Auszüge aus der Rede des französischen Außenministers, Robert Schuman, in der er die Schaffung der Europäischen Gemeinschaft für Kohle und Stahl vorschlägt

Der Friede der Welt kann nicht gewahrt werden ohne schöpferische Anstrengungen, die der Größe der Bedrohung entsprechen. Der Beitrag, den ein organisiertes und lebendiges Europa für die Zivilisation leisten kann, ist unerläßlich für die Aufrechterhaltung friedlicher Beziehungen. Frankreich, das sich seit mehr als zwanzig Jahren zum Vorkämpfer eines Vereinten Europas macht, hat immer als wesentliches Ziel gehabt, dem Frieden zu dienen. Europa ist nicht zustande gekommen, wir haben den Krieg gehabt.

Europa läßt sich nicht mit einem Schlage herstellen und auch nicht durch eine einfache Zusammenfassung: Es wird durch konkrete Tatsachen entstehen, die zunächst eine Solidarität der Tat schaffen. Die Vereinigung der europäischen Nationen erfordert, daß der Jahrhunderte alte Gegensatz zwischen Frankreich und Deutschland ausgelöscht wird. Das begonnene Werk muß in erster Linie Deutschland und Frankreich erfassen.

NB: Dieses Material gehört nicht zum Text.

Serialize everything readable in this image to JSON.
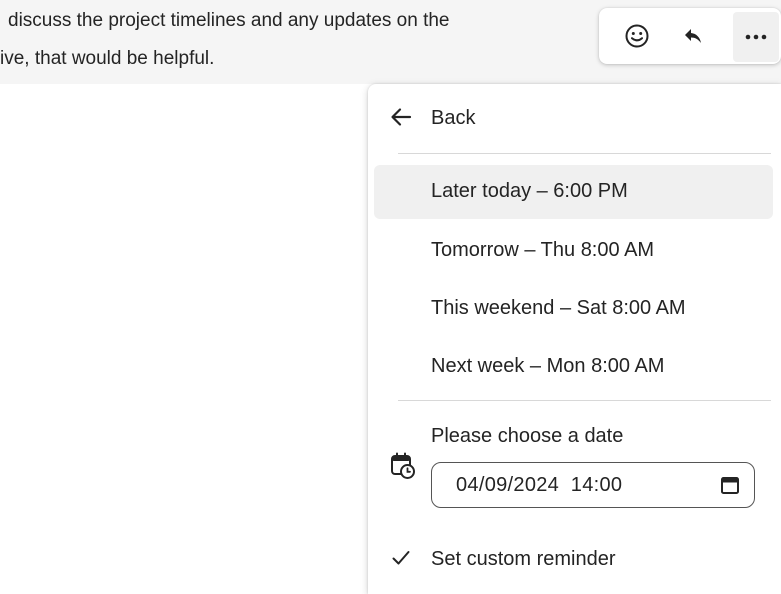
{
  "message": {
    "line1": "discuss the project timelines and any updates on the",
    "line2": "ive, that would be helpful."
  },
  "toolbar": {
    "emoji_icon": "smiley-icon",
    "reply_icon": "reply-arrow-icon",
    "more_icon": "more-ellipsis-icon",
    "more_label": "···"
  },
  "menu": {
    "back_label": "Back",
    "options": [
      {
        "label": "Later today – 6:00 PM"
      },
      {
        "label": "Tomorrow – Thu 8:00 AM"
      },
      {
        "label": "This weekend – Sat 8:00 AM"
      },
      {
        "label": "Next week – Mon 8:00 AM"
      }
    ],
    "choose_date_label": "Please choose a date",
    "date_value": "04/09/2024  14:00",
    "custom_reminder_label": "Set custom reminder"
  },
  "colors": {
    "text": "#242424",
    "highlight": "#f0f0f0",
    "message_bg": "#f5f5f5"
  }
}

Zu diesem Zweck schlägt die französische Regierung vor, in einem begrenzten, doch entscheidenden Punkt sofort zur Tat zu schreiten.

Die französische Regierung schlägt vor, die Gesamtheit der französisch-deutschen Kohle- und Stahlproduktion einer gemeinsamen Hohen Behörde zu unterstellen, in einer Organisation, die den anderen europäischen Ländern zum Beitritt offensteht. Die Zusammenlegung der Kohle- und Stahlproduktion wird sofort die Schaffung gemeinsamer Grundlagen für die wirtschaftliche Entwicklung sichern – die erste Etappe der europäischen Föderation – und die Bestimmung jener Gebiete ändern, die lange Zeit der Herstellung von Waffen gewidmet waren, deren sicherste Opfer sie gewesen sind.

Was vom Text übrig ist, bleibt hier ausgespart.